Evidenziate criticità nell’atteggiamento e nella struttura organizzativa dell’Inter in merito alle azioni perpetrate dall’organizzazione della Curva Nord, indotta in errore di valutazione anche la Commissione antimafia
Nella bufera sollevata due giorni fa a seguito dell’arresto di diciannove ultras facenti capo ai gruppi organizzati delle due curve di Inter e Milan, i due club sono stati etichettati come parte lesa fino a nuovi accertamenti da parte degli organi competenti.
Se questa prima valutazione dovesse essere infine confermata, per le due società non dovrebbero essere passibili di punizioni a livello federale. Ciononostante, stando alle ultime valutazioni elaborate dai pm sulle vecchie dichiarazioni presentate e messe in fascicolo lo scorso 15 marzo, l’Inter avrebbe avuto un atteggiamento passivo e negligente nei confronti di una situazione della quale si era già a conoscenza da tempo.
Si parla di una “sottovalutazione del fenomeno” e non soltanto da parte del club che avrebbe dovuto gestire dall’interno con maggiore attenzione ed efficacia tutte le questioni legate alla propria immagine, sia dentro che al di fuori del campo; ma anche della stessa Commissione antimafia del Comune di Milano la quale non avrebbe potuto esprimere un giudizio pienamente oggettivo a causa di “omissioni in mala fede” promosse dalla stessa società.
I legali nerazzurri avevano depositato una memoria lo scorso 30 aprile all’interno della quale hanno ripetuto quanto era stato loro riferito dalla Commissione durante l’incontro tenutosi in sede comunale. Agli occhi dei pm sarebbe seguita poi anche una nota temporalmente precedente, del 28 marzo, con la quale “il Presidente della Commissione” aveva “riferito ad FC Internazionale che l’audizione ha mostrato l’azione positiva dell’Inter”.
Inter troppo morbida e tacitamente in accordo, indotta in errore anche la Commissione antimafia
Le affermazioni dei legali sono quindi state presto smentite dalle azioni perpetrate dalla criminalità organizzata finora. Dettagli che comprovano la sottovalutazione del fenomeno anche da parte degli stessi incaricati preposti al controllo e alla prevenzione di azioni criminali a sfondo mafioso, ormai già radicatesi all’interno del circuito nerazzurro.

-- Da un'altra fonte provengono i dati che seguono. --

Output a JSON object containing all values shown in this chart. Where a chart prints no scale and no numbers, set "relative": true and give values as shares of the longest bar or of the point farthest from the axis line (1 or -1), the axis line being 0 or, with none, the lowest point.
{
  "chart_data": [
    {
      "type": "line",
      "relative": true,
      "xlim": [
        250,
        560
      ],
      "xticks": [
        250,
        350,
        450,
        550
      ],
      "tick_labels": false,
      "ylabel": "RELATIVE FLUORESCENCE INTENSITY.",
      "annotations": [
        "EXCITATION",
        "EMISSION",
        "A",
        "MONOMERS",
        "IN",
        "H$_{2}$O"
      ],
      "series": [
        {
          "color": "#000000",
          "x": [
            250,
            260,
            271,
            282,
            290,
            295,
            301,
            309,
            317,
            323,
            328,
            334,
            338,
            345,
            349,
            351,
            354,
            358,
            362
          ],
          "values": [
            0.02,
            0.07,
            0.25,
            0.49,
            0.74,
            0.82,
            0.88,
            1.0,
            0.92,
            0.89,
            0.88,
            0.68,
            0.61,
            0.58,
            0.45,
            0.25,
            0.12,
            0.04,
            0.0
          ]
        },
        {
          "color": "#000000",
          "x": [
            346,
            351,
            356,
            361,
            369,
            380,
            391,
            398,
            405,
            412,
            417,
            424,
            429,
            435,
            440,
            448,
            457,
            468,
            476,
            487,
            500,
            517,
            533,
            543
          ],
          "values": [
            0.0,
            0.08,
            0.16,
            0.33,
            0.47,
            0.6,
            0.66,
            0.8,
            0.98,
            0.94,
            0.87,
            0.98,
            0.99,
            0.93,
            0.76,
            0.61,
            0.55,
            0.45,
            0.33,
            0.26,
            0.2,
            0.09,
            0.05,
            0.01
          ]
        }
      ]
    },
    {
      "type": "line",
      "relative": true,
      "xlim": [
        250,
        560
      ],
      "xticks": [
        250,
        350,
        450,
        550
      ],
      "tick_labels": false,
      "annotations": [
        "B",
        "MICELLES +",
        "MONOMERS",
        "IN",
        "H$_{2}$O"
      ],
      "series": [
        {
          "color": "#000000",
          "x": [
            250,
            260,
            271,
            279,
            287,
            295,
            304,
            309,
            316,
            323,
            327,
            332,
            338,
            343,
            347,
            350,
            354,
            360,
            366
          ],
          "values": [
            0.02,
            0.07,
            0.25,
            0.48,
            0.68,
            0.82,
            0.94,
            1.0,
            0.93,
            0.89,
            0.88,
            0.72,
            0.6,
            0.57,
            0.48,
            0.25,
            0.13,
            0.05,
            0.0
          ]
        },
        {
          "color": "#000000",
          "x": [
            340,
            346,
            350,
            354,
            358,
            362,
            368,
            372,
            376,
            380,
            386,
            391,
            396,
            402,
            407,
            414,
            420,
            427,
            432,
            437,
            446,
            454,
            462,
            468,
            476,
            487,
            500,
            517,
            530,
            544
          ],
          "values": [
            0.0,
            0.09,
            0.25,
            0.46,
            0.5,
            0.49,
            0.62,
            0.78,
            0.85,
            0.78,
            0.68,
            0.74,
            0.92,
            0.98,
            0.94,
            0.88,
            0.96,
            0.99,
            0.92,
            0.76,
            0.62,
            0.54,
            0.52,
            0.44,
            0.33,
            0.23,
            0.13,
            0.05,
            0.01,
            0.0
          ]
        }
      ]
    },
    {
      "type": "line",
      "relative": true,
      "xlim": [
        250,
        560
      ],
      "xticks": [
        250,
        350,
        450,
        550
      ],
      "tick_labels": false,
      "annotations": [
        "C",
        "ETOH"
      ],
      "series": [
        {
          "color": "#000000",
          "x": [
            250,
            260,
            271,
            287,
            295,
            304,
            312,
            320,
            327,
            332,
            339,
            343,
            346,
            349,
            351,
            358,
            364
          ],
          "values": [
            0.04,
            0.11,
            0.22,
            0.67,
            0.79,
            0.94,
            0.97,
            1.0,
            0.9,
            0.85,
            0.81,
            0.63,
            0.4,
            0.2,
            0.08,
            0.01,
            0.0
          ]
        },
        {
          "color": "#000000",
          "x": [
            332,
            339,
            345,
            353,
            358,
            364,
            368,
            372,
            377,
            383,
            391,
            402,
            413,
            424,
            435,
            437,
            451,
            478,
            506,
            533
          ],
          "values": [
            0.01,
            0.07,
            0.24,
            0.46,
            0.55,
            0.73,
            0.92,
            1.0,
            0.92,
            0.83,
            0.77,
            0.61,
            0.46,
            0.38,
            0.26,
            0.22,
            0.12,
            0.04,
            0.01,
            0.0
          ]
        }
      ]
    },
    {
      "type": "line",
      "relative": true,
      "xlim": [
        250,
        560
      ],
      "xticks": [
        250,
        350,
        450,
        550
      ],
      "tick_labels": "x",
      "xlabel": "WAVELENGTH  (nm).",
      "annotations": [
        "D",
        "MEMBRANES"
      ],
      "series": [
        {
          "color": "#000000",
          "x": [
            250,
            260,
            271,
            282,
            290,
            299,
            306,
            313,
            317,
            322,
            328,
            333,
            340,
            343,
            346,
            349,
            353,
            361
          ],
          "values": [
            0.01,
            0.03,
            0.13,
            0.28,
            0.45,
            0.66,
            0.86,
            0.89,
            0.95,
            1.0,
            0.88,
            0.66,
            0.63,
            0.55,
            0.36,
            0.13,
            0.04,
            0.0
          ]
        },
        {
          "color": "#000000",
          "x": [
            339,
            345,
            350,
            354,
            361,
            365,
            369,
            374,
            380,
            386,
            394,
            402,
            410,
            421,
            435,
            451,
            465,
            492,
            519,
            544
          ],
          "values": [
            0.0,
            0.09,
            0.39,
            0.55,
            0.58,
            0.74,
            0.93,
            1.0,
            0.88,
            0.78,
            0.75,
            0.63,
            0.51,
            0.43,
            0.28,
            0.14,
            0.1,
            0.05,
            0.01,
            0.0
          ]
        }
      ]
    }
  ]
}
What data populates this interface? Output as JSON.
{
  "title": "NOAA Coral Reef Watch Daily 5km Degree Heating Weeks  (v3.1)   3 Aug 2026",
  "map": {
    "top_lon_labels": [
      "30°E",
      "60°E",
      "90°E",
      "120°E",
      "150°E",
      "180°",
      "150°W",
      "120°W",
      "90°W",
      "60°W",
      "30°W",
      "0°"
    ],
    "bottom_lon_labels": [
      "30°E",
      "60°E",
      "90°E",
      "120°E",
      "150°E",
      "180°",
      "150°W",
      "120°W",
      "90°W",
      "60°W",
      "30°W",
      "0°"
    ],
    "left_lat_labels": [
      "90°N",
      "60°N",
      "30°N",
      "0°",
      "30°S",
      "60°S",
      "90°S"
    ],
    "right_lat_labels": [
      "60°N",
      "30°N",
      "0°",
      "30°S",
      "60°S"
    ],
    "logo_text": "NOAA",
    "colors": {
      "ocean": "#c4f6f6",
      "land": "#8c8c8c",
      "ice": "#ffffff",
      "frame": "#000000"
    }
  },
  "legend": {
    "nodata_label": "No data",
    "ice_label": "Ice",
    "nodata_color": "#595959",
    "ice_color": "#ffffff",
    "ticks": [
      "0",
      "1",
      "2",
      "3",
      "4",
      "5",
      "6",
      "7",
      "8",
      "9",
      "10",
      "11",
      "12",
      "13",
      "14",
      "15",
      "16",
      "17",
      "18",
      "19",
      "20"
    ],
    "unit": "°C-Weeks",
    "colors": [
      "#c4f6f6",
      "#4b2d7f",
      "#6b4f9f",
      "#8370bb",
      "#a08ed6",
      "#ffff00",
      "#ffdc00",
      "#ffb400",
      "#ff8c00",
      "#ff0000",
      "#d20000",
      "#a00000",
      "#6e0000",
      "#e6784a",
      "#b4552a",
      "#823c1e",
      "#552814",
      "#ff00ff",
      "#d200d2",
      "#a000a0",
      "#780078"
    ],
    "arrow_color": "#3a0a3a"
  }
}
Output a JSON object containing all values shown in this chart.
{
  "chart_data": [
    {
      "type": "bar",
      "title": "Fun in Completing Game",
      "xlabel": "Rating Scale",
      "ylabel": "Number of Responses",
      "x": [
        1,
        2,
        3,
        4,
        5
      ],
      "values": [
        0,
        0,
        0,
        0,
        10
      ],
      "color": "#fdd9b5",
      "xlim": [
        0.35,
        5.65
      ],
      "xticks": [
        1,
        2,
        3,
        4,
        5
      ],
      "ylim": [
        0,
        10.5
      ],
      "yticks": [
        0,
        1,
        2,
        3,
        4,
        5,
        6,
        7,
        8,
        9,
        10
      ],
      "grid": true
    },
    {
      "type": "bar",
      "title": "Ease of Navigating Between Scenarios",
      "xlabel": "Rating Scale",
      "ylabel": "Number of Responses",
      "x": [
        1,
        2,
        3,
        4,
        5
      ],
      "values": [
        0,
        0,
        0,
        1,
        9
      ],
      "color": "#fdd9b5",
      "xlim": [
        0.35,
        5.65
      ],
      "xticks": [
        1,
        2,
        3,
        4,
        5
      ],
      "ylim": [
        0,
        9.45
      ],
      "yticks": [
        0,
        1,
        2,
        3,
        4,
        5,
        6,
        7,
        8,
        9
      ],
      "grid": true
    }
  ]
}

Per questo motivo, aggiungono i pm nella propria relazione, l’Inter ha avuto “duplicità di atteggiamento” non soltanto per esser stata permissiva al proprio interno, affidando con leggerezza compiti estremamente importanti a personale non adeguato rivelatosi silente promotore delle azioni a sfondo criminale, ma anche aver indotto all’errore di valutazione anche la stessa Commissione antimafia all’esterno.
Nelle annotazioni del pm si parla infatti di un’opera di rimozione da parte dell’Inter di tutte quelle “situazioni tossiche” che potessero impedire lo sviluppo di un sistema economico illecito. Chiaro è, aggiungono i pm, che non si possa pensare soltanto di “rimuovere le figure apicali” per eradicare il problema nella sua totalità a meno che cambi in via definitiva il sistema organizzativo alla sua base. Nell’Inter c’è una “cultura d’impresa”, ovvero un contesto ambientale e lavorativo “intessuto di convinzioni anche tacite che hanno favorito soggetti indagati per reati gravi”. Questi ultimi in grado di infiltrarsi all’interno della struttura societaria con grande libertà d’azione.